Brésil : une écoute téléphonique attise la colère contre Lula et Dilma Roussef.

 |  Posted by r.gopaul  |  0

«L'arrivée de Lula va renforcer mon gouvernement», avait cru pouvoir se féliciter Dilma Rousseff.

Sauf qu'une écoute judiciaire dans laquelle la présidente du Brésil suggère que la nomination de son prédécesseur, empêtré dans l'affaire de corruption Petrobras, avait bien pour objectif de lui éviter la prison a été diffusée mercredi. Dans la foulée, des manifestations d'indignation ont éclaté.

Empêtrée dans une crise politique majeure liée au scandale de corruption Petrobras et visée par une procédure parlementaire de destitution chaque jour plus menaçante, Dilma Rousseff avait publiquement appelé son mentor à la rescousse vendredi dernier. Lula, qui a présidé au miracle socio-économique des années 2000, a une stature politique et une capacité de négociation qui fait cruellement défaut à la présidente au moment où sa coalition parlementaire menace d'imploser.
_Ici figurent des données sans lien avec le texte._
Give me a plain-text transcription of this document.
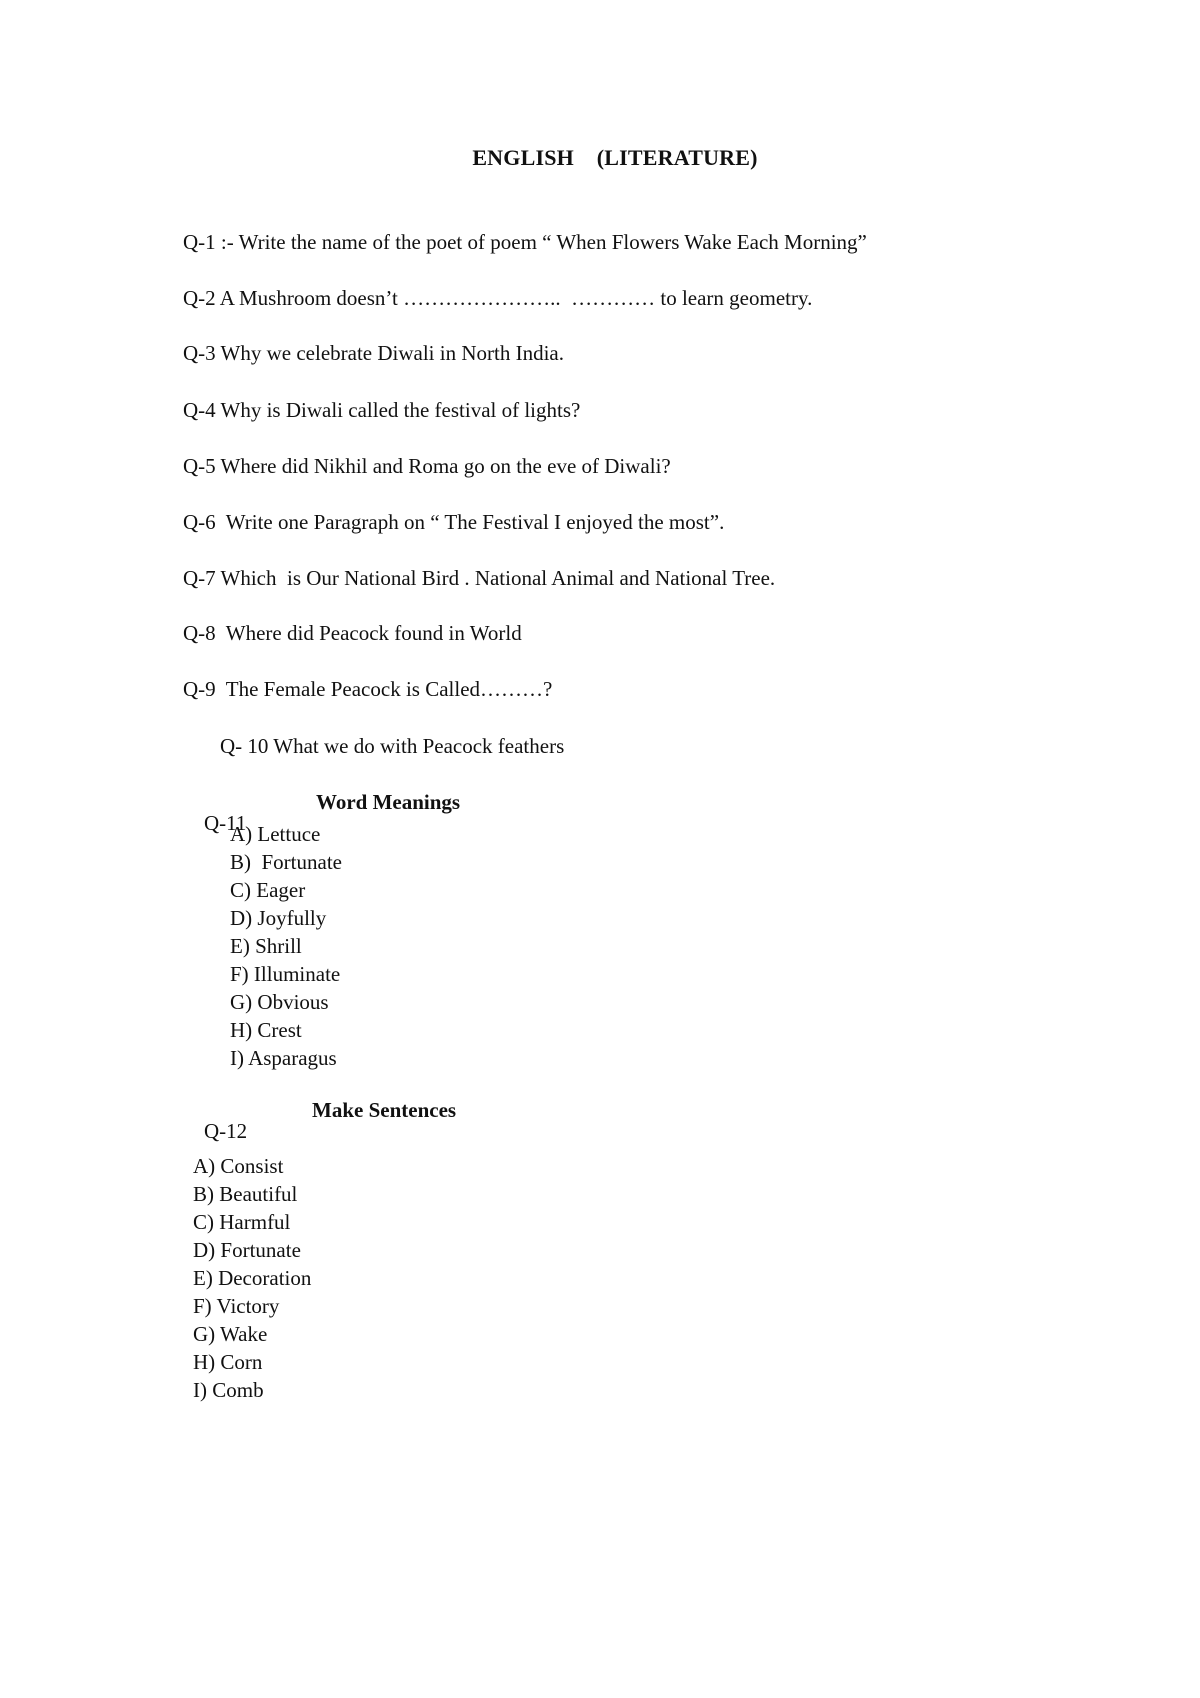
ENGLISH    (LITERATURE)
Q-1 :- Write the name of the poet of poem “ When Flowers Wake Each Morning”
Q-2 A Mushroom doesn’t …………………..  ………… to learn geometry.
Q-3 Why we celebrate Diwali in North India.
Q-4 Why is Diwali called the festival of lights?
Q-5 Where did Nikhil and Roma go on the eve of Diwali?
Q-6  Write one Paragraph on “ The Festival I enjoyed the most”.
Q-7 Which  is Our National Bird . National Animal and National Tree.
Q-8  Where did Peacock found in World
Q-9  The Female Peacock is Called………?
Q- 10 What we do with Peacock feathers

Q-11

Word Meanings

A) Lettuce
B)  Fortunate
C) Eager
D) Joyfully
E) Shrill
F) Illuminate
G) Obvious
H) Crest
I) Asparagus

Q-12

Make Sentences

A) Consist
B) Beautiful
C) Harmful
D) Fortunate
E) Decoration
F) Victory
G) Wake
H) Corn
I) Comb
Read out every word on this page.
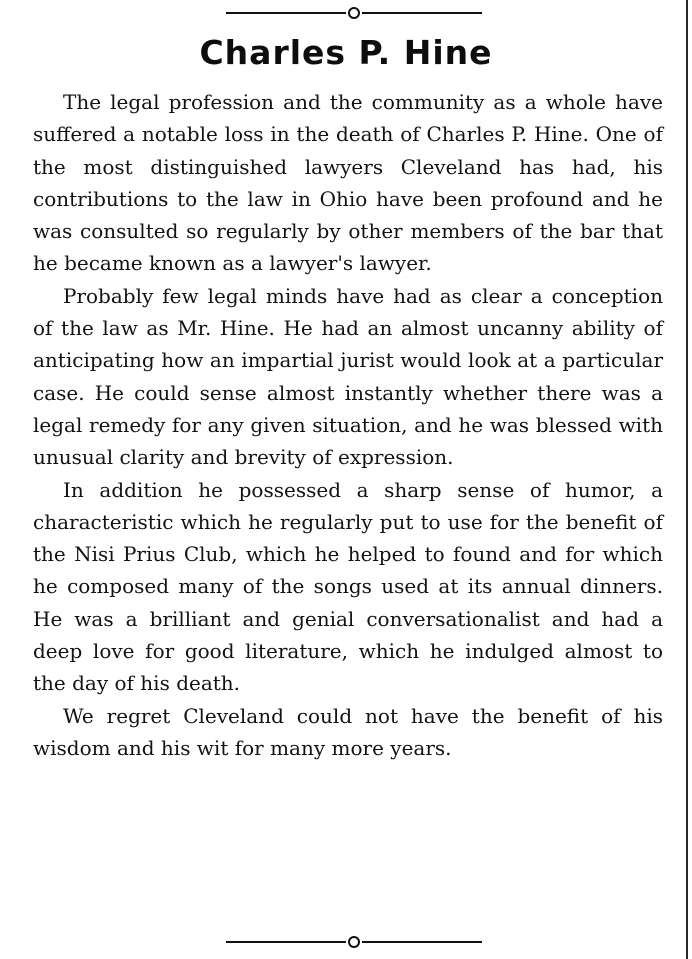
Charles P. Hine

The legal profession and the community as a whole have suffered a notable loss in the death of Charles P. Hine. One of the most distinguished lawyers Cleveland has had, his contributions to the law in Ohio have been profound and he was consulted so regularly by other members of the bar that he became known as a lawyer's lawyer.

Probably few legal minds have had as clear a conception of the law as Mr. Hine. He had an almost uncanny ability of anticipating how an impartial jurist would look at a particular case. He could sense almost instantly whether there was a legal remedy for any given situation, and he was blessed with unusual clarity and brevity of expression.

In addition he possessed a sharp sense of humor, a characteristic which he regularly put to use for the benefit of the Nisi Prius Club, which he helped to found and for which he composed many of the songs used at its annual dinners. He was a brilliant and genial conversationalist and had a deep love for good literature, which he indulged almost to the day of his death.

We regret Cleveland could not have the benefit of his wisdom and his wit for many more years.
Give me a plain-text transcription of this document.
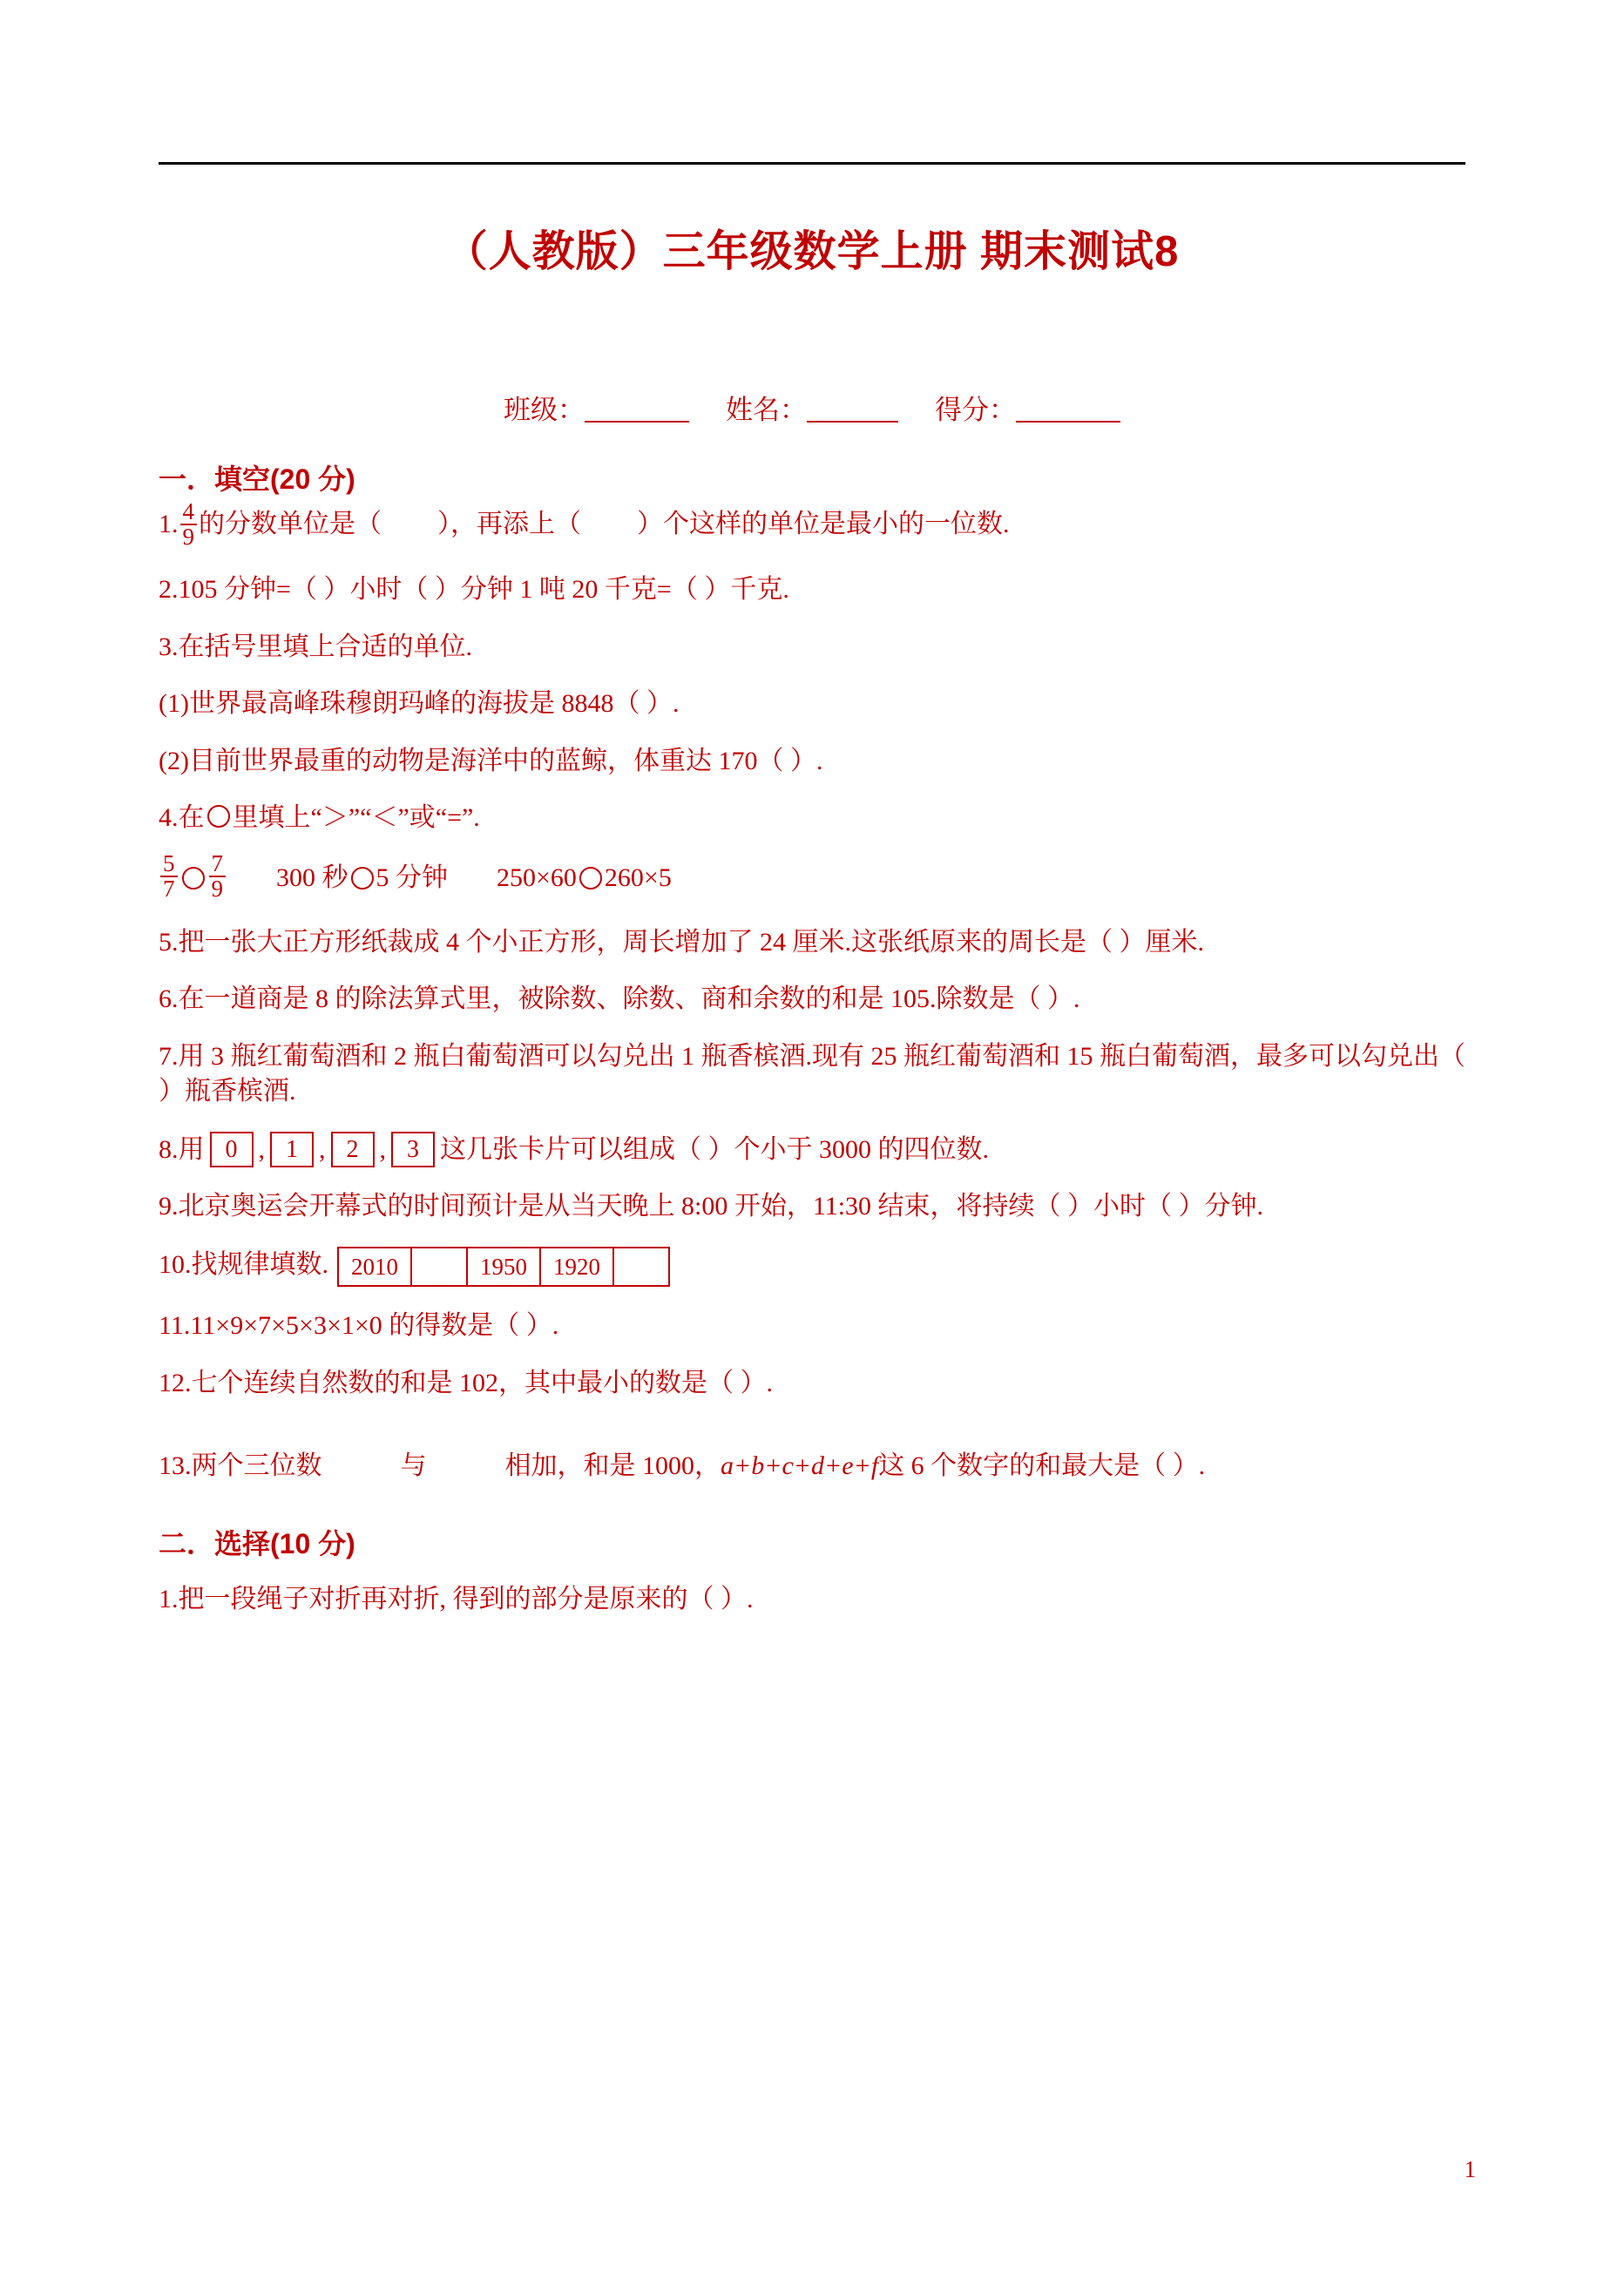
（人教版）三年级数学上册 期末测试8
班级：	姓名：	得分：
一．填空(20 分)
1. $\frac{4}{9}$ 的分数单位是（ ），再添上（ ）个这样的单位是最小的一位数.
2.105 分钟=（ ）小时（ ）分钟 1 吨 20 千克=（ ）千克.
3.在括号里填上合适的单位.
(1)世界最高峰珠穆朗玛峰的海拔是 8848（ ）.
(2)目前世界最重的动物是海洋中的蓝鲸，体重达 170（ ）.
4.在 里填上“＞”“＜”或“=”.
$\frac{5}{7} \frac{7}{9} 300$ 秒 5 分钟 250×60 260×5
5.把一张大正方形纸裁成 4 个小正方形，周长增加了 24 厘米.这张纸原来的周长是（ ）厘米.
6.在一道商是 8 的除法算式里，被除数、除数、商和余数的和是 105.除数是（ ）.
7.用 3 瓶红葡萄酒和 2 瓶白葡萄酒可以勾兑出 1 瓶香槟酒.现有 25 瓶红葡萄酒和 15 瓶白葡萄酒，最多可以勾兑出（ ）瓶香槟酒.
8.用 0 , 1 , 2 , 3 这几张卡片可以组成（ ）个小于 3000 的四位数.
9.北京奥运会开幕式的时间预计是从当天晚上 8:00 开始，11:30 结束，将持续（ ）小时（ ）分钟.
10.找规律填数. 2010		1950	1920	
11.11×9×7×5×3×1×0 的得数是（ ）.
12.七个连续自然数的和是 102，其中最小的数是（ ）.
13.两个三位数	与	相加，和是 1000，a+b+c+d+e+f这 6 个数字的和最大是（ ）.
二．选择(10 分)
1.把一段绳子对折再对折, 得到的部分是原来的（ ）.
1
Sa nomination le protégerait d'un éventuel placement en détention.

Problème, le juge fédéral Sergio Moro, en charge de l'enquête sur le scandale de corruption Petrobras, a mis le feu aux poudres dans la soirée de mercredi en rendant public l'enregistrement d'une conversation téléphonique entre Dilma Rousseff et Lula, intervenue peu après la nomination de ce dernier au gouvernement à la mi-journée.

La présidente y informe son prédécesseur (2003-2010) et mentor politique qu'elle va lui faire parvenir rapidement son décret de nomination. «Ne t'en sers qu'en cas de nécessité», lui dit-elle. Cet extrait a été largement interprété comme la confirmation que l'un des objectifs de la nomination de Lula au gouvernement était de le protéger contre un éventuel placement en détention imminent dans le cadre du scandale de corruption Petrobras.

Une fois ministre, Lula bénéficie en effet d'un statut privilégié et ne peut plus pénalement répondre de ses actes que devant le Tribunal supérieur fédéral. Le juge Moro l'avait fait interpeller brièvement le 4 mars à son domicile pour un interrogatoire sur des soupçons de «corruption» et de «blanchiment d'argent». Dans d'autres écoutes téléphoniques, Lula dit s'attendre à une opération de la police lundi prochain à son domicile de Sao Paulo.

Ce rebondissement a provoqué une bronca au Congrès des députés et au Sénat où les parlementaires furieux de l'opposition criaient le poing levé «Démission ! Démission !». Des milliers de Brésiliens indignés ont afflué dans la soirée devant la présidence de la République à Brasilia et dans la capitale économique Sao Paulo. Des concerts de casseroles ont retenti dans les quartiers aisés de Rio de Janeiro.